Некогда блестящее оперенье на голове птицы, сильно потускнело, и порою напоминало такой козырёк над чьим-то дуплом, а иногда, в зависимости от того, в каком направлении смотрела ворона Каркала, место, откуда подло повылезал весь пух, не только перья, выглядело, как выбритая макушка у человеческого монаха, называемое тонзурой, на которую полагалось надевать ермолку или кипу. А на самом деле на макушке у вороны давно нарисовалась банальная плешь, которую она не в состоянии была скрыть, и вот она то и напоминала теперь то самое построенное ею самой гнездо, но будто разорённое противниками.

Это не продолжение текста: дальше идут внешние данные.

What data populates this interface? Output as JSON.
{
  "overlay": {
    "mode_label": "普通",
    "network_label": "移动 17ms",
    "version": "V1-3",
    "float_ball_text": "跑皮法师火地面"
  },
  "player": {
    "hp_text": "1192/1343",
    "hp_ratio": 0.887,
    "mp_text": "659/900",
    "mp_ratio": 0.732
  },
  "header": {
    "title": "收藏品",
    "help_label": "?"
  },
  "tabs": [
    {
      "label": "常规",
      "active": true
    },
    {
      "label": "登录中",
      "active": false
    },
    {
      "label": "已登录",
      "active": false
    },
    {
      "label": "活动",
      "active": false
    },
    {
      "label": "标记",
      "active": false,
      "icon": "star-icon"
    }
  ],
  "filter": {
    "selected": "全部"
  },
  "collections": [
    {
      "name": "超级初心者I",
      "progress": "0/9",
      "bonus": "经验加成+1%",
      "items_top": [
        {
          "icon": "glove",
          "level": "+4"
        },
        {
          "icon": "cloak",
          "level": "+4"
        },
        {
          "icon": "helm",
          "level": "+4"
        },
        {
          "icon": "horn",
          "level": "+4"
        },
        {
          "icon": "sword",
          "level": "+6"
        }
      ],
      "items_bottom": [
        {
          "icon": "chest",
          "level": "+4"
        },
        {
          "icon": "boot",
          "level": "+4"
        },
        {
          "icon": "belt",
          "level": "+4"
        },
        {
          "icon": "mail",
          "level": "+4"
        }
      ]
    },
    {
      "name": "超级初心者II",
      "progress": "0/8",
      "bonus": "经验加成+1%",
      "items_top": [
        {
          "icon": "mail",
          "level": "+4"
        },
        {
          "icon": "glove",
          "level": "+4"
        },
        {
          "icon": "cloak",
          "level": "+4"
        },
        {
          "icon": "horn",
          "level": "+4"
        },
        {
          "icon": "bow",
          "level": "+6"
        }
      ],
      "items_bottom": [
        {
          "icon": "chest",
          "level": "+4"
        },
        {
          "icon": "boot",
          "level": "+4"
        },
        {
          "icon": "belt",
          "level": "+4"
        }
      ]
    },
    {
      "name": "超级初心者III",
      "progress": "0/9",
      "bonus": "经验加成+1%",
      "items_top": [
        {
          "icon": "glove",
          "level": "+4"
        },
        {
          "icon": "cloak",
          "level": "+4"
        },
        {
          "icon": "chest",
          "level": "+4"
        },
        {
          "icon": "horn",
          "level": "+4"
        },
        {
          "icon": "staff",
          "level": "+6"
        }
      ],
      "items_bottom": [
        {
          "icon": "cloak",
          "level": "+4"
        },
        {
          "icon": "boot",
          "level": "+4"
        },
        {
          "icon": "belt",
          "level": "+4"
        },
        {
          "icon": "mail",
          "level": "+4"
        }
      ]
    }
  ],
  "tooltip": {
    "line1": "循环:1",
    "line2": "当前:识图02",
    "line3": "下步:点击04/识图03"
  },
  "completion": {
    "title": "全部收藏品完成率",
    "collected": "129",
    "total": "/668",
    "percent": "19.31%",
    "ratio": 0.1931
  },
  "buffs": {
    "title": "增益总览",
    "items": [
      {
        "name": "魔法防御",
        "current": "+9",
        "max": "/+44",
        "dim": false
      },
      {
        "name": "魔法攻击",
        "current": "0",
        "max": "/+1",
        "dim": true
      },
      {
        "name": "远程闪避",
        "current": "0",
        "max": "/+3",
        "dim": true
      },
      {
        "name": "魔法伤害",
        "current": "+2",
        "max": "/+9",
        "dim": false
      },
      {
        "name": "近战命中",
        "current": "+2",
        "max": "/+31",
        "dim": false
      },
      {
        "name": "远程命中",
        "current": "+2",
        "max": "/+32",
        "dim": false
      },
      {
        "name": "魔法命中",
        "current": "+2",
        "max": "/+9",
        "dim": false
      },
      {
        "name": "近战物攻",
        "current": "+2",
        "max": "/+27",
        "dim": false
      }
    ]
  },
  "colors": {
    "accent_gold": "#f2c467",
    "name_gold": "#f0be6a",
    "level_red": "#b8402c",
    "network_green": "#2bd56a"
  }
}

Ну, или прогалину, когда Каркала не высыпалась и, торопясь, подхватив свой чемоданчик с написанными на кленовых листочках речами, не успевала крыльями пригладить остатки волос на своей голове, а вокруг лесной опушки-тонзуры шумел знакомый камыш, как пелось в старой песне, и росла плакучая ива, которая в этой ситуации рыдать явно не собиралась.
Казалось, что смысл жизни этой вороны заключался лишь в построении всегда разорённого гнезда. А потом, в сборе соратников по уму – птиц и зверей, что являли собой одну и ту же публику, одних и тех же зрителей, при неизменных ораторах, и таких же темах разговоров. А в принципе, занудно исполняющих одно и то же «па» джиги, не сходя с места и вытанцовывая его, будто месили асфальт одним сапогом, без набойки, протёртом, разумеется, до дыр…
Их мудрёные темы, снабжённые упомянутой уже терминологией, на самом деле означали всего лишь, что предводитель командной стаи ворона опять не довольна существующей жизнью в лесополосе, опять она ратует за лучшие условия для птиц и зверей, как и раньше, только соблазнять, вот, больше их нечем. Сыр, такой же душистый и в дырочку, что она раньше бесстыдно держала в своём клюве, мог быть теперь у каждого, во всяком случае, в их лесу он не был теперь какой-то диковинкой. Но вот тот самый неолиберализм вместе с симулирующими симулякрами означал лишь одно, что всё, что раньше было всезвериным и всептичьим, то есть весь лес и его богатства природные, стало принадлежать одному льву-царю зверей и его придворному кабинету его королевства. Как и то, что обратной дорожки, а тем более, левой, как предлагала старая, почти полностью выжившая из ума ворона, манипулирующая мыслями от великого филина и уважаемой совы, но только не своими, уже не было. Пути, которые для кого-то всё же оказались терновыми, и мосты сожгли за собой такие вот вороны, которые никогда не будут ничем существующим довольны. Натура у них такая, диссидентская, как говорят люди. Строить и жить в заранее разорённом гнезде, и каркать на весь мир, как и кому жить хорошо…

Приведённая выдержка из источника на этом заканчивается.